I know that the usually recommended way to populate a DataSet instance from a stored procedure is to use SqlDataAdapter.Fill (DataSet). Every answer I could find says that he uses it the way it appears out of the box. I will give it ok, it works fine.
However, it is interrupted when you need to process data between the output of a stored procedure and the input of a DataSet. In particular, when using the custom CLR type in the output, it breaks into an InvalidOperationException: DataReader.GetFieldType(n) returned null. , where n is the index of the column column (in one of the tables, there seems to be no obvious way to indicate in which table the index of the link column is indicated), which uses the CLR type in its output. This is understandable because the reader has no idea what data is in the column in question.
I can break the CLR deserialization logic and use it in both places , but . I don't seem to have time to call any such deserialization method before Fill () breaks.
I know about SqlCommand.ExecuteReader() , but it might seem that only one table has exited this.

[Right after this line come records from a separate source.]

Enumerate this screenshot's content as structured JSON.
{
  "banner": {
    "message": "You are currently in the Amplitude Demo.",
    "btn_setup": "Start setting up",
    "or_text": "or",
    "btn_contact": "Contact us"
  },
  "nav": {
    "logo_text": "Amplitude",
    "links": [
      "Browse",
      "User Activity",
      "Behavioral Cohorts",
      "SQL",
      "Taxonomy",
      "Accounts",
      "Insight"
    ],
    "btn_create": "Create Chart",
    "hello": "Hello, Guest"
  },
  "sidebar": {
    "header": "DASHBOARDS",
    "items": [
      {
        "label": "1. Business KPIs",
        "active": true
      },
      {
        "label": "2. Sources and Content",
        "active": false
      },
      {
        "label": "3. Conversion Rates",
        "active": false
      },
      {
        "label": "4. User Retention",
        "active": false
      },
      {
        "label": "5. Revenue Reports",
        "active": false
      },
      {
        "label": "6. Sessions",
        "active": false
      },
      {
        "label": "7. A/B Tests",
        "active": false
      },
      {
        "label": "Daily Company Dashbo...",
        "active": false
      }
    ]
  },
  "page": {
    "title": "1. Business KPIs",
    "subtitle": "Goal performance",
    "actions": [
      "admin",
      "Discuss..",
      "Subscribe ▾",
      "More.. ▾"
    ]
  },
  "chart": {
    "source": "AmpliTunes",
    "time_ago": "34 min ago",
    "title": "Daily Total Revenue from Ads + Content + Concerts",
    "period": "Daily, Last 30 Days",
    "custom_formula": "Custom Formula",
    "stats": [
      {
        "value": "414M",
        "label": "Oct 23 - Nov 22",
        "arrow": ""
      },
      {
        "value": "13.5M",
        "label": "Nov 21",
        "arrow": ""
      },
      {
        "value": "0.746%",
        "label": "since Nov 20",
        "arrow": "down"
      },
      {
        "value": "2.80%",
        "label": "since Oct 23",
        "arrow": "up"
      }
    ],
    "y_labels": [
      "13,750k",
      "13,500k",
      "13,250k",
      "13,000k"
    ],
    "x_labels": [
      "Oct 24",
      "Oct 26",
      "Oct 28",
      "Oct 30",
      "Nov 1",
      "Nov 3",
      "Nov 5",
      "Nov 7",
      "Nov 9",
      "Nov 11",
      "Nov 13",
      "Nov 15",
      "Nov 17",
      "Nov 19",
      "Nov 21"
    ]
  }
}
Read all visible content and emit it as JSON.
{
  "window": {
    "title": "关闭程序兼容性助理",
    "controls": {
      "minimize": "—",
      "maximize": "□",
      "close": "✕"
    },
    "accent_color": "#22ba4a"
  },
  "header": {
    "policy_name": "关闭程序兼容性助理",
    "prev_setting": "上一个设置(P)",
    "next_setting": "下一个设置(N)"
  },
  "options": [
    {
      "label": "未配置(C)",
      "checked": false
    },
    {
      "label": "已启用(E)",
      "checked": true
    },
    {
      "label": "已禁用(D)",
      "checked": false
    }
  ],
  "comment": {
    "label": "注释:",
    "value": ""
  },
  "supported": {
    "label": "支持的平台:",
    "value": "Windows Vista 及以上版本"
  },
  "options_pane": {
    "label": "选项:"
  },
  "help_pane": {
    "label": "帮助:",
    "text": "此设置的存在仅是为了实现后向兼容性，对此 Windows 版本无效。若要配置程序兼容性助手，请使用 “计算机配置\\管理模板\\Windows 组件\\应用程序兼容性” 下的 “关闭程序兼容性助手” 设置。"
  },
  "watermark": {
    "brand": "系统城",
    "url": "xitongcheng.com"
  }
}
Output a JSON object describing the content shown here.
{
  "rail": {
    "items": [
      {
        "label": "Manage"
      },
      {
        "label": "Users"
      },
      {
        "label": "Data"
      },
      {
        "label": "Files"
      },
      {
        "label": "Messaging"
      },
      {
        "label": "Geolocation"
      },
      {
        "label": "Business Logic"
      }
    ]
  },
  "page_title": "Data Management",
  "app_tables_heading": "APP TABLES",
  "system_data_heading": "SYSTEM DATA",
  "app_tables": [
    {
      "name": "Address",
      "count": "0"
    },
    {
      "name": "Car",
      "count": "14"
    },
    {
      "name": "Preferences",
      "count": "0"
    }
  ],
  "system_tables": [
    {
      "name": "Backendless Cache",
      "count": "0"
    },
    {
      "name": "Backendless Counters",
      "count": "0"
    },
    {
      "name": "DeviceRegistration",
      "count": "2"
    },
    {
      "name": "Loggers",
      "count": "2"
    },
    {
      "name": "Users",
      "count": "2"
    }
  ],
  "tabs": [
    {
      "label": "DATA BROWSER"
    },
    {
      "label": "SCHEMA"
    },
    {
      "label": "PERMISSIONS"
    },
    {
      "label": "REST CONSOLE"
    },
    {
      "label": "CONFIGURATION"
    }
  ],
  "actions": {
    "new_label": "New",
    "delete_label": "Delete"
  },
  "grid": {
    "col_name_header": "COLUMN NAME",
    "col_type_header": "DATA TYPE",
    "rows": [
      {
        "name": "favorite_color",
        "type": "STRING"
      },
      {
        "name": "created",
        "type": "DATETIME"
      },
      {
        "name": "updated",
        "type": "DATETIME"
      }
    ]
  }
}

The CLR type in question is intended to replace one of the main system fields (which is currently stored as free-form text) with something more stringent. The issue of moving through the database and adding a method call to each returned instance of such a field was discussed as an opportunity, but it would definitely be a non-trivial amount of work. Thus, it was believed that the conversion could be performed in DAL instead (it is only required that such columns can be identified programmatically, which is doable), which makes the storage transparent to the client and the client using data that is still transparent to the database.
Thus: How to access all tables in the output of a stored procedure without using SqlDataAdapter.Fill ()? Alternatively , how can I connect to the SqlDataAdapter.Fill () execution for manual processing between SP execution and populating the DataSet?